Though we cannot see electric fields, they do exist. The way that we detect them is their effect on matter.
In the simulation below (originally written by Bruce Sherwood), you will see the electric field (represented by arrows) at various locations in space around a positively charged particle. Click the "See 3D View" button to see electric field in three dimensions. Click the "Make Charge Negative" button to see the electric field around a negatively charged particle.
Where is the electric field produced by a charged particle greater in strength, near the charged particle or far from the charged particle?
If the electron is not stationary but instead moves back and forth like a vibrating cell phone, then it produces an oscillating electric field everywhere in space around it. This is called an electromagnetic wave.
The simulation below (written by Bruce Sherwood) shows the radiating electric field due to an oscillating electron in an antenna. Click the Run button to start the animation. You are seeing what we call radiation. An example of radiation produced in this way is the oscillation of electrons in a radio transmitter that transmits radio waves for FM or AM stations or for cell phones.
The oscillating electric field in turn creates an oscillating magnetic field. That's why we call light an electromagnetic wave. You can see this by clicking the "Show B" button in the simulation above. The peaks of either the electric field or the magnetic field are called the wavefront.
Whereas water waves need water and sound waves need a gas, liquid, or solid in which to travel, light needs no medium. Light will travel in a complete vacuum that is void of any matter at all. That's because electric and magnetic fields are produced by charged particles but exist regardless of whether there is any matter there to experience the fields. That is, electric and magnetic fields in an electromagnetic wave both exist and propagate in a vacuum.
(Note: a perfect vacuum is defined as a region of space that is void of any matter. However, outer space actually has some atoms and is not a perfect vacuum. On average, outer space has a few atoms--mostly hydrogen--in each cubic centimeter.)
Light from a star does not travel in one or a few directions (like the waves from the antenna in the simulation which are not emitted at all along the axis of the antenna). But rather, light from a star travels outward from the star in every direction. That means that the wave fronts are actually a sphere. A single wavefront (crest of wave) grows larger and larger like a spherical balloon blowing up.
It's probably easier to picture this in two dimensions using circles. If you throw a pebble in a pond, it produces waves with circular wavefronts that get larger in diameter as the waves travel outward. The animation below (written by Bruce Sherwood) shows the waves produced by something like a floating bobber that is moved up and down in water, thus creating the circular waves. The red lines are called rays--they are radially outward from the light source and perpendicular to the wavefronts.

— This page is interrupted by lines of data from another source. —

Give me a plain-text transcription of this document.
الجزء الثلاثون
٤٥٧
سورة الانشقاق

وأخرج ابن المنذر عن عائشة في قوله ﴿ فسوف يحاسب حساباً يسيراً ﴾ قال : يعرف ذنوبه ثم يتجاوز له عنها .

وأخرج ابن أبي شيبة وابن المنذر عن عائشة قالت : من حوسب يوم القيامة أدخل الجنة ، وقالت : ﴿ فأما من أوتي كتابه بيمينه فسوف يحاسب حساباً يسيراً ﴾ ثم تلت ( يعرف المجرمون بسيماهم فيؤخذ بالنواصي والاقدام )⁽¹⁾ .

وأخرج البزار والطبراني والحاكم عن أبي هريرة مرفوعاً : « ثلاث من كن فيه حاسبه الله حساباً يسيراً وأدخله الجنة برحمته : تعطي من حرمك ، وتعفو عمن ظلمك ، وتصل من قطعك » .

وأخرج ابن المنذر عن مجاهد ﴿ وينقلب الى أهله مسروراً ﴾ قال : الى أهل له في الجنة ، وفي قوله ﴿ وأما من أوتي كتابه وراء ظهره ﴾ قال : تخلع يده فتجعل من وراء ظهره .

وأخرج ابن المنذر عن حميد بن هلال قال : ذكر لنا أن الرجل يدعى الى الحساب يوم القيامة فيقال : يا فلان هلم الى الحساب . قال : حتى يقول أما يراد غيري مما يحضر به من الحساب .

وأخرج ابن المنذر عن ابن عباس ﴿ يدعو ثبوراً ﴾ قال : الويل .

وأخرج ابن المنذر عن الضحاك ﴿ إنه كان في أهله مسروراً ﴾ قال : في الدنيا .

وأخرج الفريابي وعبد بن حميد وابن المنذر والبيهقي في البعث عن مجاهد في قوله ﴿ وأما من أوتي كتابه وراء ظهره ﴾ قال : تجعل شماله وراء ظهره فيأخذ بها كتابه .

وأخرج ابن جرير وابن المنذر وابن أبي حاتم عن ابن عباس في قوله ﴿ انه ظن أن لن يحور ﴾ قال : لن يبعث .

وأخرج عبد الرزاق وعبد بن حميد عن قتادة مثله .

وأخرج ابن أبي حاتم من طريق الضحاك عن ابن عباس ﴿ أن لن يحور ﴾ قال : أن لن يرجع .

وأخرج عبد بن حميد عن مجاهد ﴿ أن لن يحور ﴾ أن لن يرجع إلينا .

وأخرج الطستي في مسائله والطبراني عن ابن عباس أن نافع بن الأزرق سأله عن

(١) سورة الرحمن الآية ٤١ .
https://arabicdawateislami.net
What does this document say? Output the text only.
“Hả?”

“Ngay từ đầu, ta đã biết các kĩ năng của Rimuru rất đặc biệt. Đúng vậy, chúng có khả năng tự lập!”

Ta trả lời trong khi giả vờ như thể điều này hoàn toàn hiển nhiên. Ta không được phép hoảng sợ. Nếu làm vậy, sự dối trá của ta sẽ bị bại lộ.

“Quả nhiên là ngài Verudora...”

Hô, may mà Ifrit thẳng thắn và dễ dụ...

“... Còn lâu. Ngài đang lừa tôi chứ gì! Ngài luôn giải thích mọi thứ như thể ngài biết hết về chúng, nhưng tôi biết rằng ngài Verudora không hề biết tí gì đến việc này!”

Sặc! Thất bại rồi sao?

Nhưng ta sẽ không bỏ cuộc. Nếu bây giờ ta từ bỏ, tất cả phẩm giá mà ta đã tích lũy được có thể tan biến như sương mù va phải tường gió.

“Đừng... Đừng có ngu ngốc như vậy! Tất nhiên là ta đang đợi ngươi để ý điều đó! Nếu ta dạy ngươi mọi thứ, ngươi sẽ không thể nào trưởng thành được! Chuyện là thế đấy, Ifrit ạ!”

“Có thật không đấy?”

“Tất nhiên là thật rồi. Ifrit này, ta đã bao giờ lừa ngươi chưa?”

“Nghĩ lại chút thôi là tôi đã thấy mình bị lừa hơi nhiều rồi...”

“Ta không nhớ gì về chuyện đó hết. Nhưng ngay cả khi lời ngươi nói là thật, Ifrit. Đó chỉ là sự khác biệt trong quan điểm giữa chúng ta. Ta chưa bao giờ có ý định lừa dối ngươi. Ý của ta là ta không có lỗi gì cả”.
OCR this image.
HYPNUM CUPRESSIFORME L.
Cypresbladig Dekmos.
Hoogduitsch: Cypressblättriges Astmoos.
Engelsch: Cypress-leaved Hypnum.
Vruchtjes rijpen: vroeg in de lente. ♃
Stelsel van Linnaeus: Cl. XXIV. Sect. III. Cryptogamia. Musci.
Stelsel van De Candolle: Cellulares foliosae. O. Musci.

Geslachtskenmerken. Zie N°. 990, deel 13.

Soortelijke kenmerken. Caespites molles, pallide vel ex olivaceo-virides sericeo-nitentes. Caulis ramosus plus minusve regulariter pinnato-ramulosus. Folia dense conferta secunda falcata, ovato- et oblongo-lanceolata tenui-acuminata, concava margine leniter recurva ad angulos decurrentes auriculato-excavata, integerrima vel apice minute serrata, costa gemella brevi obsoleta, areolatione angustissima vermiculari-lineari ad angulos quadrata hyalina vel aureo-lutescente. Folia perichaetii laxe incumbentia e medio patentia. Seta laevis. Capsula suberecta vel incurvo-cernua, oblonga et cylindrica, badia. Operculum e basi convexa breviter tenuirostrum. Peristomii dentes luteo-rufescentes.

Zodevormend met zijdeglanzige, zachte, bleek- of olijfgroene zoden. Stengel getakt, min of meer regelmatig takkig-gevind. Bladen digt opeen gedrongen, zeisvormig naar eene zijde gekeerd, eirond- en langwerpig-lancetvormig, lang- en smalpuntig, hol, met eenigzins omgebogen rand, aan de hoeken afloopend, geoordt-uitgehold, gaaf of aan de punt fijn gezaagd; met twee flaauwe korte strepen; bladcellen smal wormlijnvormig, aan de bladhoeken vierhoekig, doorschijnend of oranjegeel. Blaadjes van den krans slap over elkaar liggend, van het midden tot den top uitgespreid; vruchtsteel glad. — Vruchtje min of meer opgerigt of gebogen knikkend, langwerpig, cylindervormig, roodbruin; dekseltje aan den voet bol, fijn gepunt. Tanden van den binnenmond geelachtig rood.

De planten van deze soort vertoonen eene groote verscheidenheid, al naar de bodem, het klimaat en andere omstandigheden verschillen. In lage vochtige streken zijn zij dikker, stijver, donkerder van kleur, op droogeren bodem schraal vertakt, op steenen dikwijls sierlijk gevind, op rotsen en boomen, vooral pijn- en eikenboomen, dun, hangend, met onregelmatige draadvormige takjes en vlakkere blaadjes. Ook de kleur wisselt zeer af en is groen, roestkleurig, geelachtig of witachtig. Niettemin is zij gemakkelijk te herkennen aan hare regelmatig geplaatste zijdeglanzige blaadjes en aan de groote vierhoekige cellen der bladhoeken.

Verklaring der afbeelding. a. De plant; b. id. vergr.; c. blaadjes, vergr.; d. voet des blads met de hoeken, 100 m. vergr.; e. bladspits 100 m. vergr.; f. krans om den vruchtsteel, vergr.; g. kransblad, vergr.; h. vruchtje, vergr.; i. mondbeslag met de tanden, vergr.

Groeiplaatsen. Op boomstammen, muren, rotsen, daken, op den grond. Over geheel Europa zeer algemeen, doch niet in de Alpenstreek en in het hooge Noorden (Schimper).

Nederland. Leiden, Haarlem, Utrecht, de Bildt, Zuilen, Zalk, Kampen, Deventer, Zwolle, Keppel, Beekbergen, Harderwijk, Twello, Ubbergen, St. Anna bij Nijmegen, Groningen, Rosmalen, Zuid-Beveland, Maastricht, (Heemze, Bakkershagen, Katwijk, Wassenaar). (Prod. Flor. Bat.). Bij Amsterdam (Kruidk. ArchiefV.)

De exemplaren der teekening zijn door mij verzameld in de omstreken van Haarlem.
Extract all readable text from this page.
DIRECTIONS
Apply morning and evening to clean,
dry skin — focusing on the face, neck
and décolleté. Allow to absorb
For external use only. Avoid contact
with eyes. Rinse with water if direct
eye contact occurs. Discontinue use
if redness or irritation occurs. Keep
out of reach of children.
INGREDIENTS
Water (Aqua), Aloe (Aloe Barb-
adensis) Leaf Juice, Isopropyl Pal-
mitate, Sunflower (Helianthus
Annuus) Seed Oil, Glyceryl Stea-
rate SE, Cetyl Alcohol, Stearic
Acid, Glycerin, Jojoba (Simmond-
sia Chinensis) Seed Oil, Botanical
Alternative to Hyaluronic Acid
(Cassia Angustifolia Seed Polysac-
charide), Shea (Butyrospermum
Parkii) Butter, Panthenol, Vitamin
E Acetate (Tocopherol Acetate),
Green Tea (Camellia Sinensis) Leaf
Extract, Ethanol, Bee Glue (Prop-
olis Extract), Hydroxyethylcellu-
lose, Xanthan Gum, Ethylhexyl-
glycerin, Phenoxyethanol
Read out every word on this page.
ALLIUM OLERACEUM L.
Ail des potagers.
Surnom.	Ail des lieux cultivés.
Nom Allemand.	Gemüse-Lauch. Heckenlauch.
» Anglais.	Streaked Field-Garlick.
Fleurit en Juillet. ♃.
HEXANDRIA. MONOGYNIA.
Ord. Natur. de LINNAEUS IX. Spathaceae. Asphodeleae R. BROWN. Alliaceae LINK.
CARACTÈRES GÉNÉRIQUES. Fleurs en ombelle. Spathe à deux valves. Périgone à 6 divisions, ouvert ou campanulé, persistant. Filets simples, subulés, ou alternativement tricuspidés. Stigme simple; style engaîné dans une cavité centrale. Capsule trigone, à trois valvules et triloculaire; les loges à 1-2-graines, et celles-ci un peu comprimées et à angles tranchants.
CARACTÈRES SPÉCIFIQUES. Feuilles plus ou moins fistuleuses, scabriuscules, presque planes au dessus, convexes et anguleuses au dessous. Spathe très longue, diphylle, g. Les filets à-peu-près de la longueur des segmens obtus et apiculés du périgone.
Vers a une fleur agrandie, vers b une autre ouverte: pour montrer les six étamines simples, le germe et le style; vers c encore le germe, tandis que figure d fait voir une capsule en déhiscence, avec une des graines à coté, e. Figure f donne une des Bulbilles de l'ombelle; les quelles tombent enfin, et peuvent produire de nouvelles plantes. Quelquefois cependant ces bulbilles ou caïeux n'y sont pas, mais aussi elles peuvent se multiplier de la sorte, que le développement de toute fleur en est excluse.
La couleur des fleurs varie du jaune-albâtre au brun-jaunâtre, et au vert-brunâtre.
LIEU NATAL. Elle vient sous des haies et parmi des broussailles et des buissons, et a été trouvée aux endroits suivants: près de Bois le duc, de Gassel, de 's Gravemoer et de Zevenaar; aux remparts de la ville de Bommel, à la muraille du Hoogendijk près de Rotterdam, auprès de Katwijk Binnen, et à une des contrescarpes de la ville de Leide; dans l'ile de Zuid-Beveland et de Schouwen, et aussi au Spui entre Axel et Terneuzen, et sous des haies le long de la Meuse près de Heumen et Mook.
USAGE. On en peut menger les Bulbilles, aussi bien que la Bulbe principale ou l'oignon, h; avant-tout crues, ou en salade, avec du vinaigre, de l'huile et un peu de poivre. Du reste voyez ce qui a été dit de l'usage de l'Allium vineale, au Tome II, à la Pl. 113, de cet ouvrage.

Each black circle in the above simulation represents a peak (or crest) of the wave. Two consecutive peaks are called a cycle. The distance between peaks is called wavelength. The time it takes for consecutive peaks to pass a certain point is called period. The number of cycles to pass a certain point in one second is called frequency.
(I know that this is a lot of vocabulary all in one paragraph, but you'll get a chance to understand these words in the next section.)
In actuality, stars emit light spherically. The simulation below shows a single spherical wavefront. In this case, only wavefront is emitted, so it's called a pulse. There is no wavelength associated with this wave because it is not periodic.